Here’s what’s actually going on—and how to work around it.
What’s the Root Cause?
The root of the issue lies in how Marketo logs email activities and the subtle distinctions between the Sent and Delivered statuses.
When you see “Email Sent” in the activity log, it doesn’t mean the email has left the building. In Marketo’s terms, Sent means the email has been queued for sending—it’s ready to go, but it hasn’t necessarily been processed or accepted by the receiving server yet. The timestamp reflects when the email was queued, which is logged after the internal Marketo system has done its part.
On the other hand, “Email Delivered” comes from the SMTP (Simple Mail Transfer Protocol) infrastructure. It’s logged when the recipient’s email server acknowledges receipt. This confirmation is downstream in the delivery process and comes from a different system than the one that logs “Sent.” Because these two systems operate independently and with slightly different logging mechanisms, it’s possible—though rare—for the Delivered status to get timestamped a few seconds before Sent.
Why This Matters for Analytics?
In most scenarios, this discrepancy won’t affect engagement metrics inside Marketo. But if you’re exporting activity logs to tools like Tableau or BigQuery, where accurate sequencing is essential, it can lead to confusing or misleading reports.
For instance, if you’re trying to visualize the funnel from email delivery to open to click, having “Delivered” appear before “Sent” can throw off your time-based calculations or trigger alerts in your data validation process.
What You Can Do About It?
Rather than trying to reconcile inconsistent timestamps at the individual event level, take a smarter approach: use the Campaign Run ID.
Here’s why:
Campaign Run ID is a consistent anchor. Every email send has a unique Campaign Run ID that ties together all related activity: sent, delivered, opened, clicked, etc. Rather than depending on event timestamps alone, grouping activities by Campaign Run ID ensures the correct context and sequence are preserved.

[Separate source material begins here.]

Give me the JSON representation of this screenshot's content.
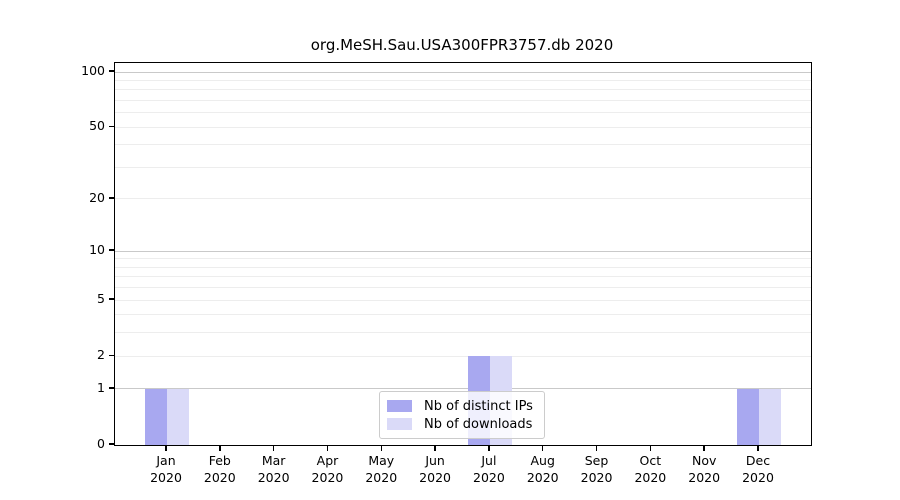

Avoid time-based logic traps. Instead of trying to “fix” timestamps or reorder events in your reporting tools, structure your queries around Campaign Run ID and event type. That way, you’re analyzing complete sequences, not just fragmented timepoints.

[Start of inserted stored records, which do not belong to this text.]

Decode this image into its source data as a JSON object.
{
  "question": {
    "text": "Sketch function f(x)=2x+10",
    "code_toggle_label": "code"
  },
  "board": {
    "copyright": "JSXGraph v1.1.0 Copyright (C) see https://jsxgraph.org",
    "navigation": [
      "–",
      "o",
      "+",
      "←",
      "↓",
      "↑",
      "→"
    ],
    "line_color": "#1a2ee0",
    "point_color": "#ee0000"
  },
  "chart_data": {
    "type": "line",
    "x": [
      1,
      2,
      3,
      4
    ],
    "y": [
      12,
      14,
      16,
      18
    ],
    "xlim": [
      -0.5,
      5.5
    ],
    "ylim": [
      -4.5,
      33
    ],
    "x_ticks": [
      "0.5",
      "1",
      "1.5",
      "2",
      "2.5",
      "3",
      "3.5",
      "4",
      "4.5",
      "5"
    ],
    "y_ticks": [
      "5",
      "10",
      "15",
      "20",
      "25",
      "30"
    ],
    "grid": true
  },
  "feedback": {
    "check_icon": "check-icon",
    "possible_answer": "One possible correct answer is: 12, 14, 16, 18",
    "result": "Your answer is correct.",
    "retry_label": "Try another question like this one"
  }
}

Pro Tips for Better Email Analytics in Marketo
To get the most reliable and actionable insights from your email activity data, consider these additional best practices:
Add processing buffers in your reporting logic. Give a small time window (e.g., ±5 seconds) when sequencing events to account for logging variations.
Use secondary indicators for validation. Combine activity types with metadata like campaign names, asset IDs, or email subject lines to increase reliability.
Monitor for patterns, not anomalies. One-off timestamp quirks shouldn’t derail your analytics. Focus on recurring trends and use statistical aggregations instead of over-indexing on individual events.
Document your data assumptions. Especially when syncing data across platforms, it’s crucial to keep a data dictionary or assumptions doc so downstream users understand how to interpret event sequences.
Don’t let timestamp quirks in Marketo mislead your analysis. Understand how Sent and Delivered are logged, and use Campaign Run ID as your anchor for reliable, sequence-aware email reporting.
Happy Marketo’ing! 💜
Oo 🙂 Very insightful Sire! Surely gonna be a big help in resolving reporting/measuring glitches. Thanks a ton 🏆
If sent status is just because when the email is queued for sending and not actually processed or accepted by the recipient server, then how come the recipient server pass on delivered status? I can agree that marketo may log activities in wrong sequence, but how come a recipient mail server break the sequence?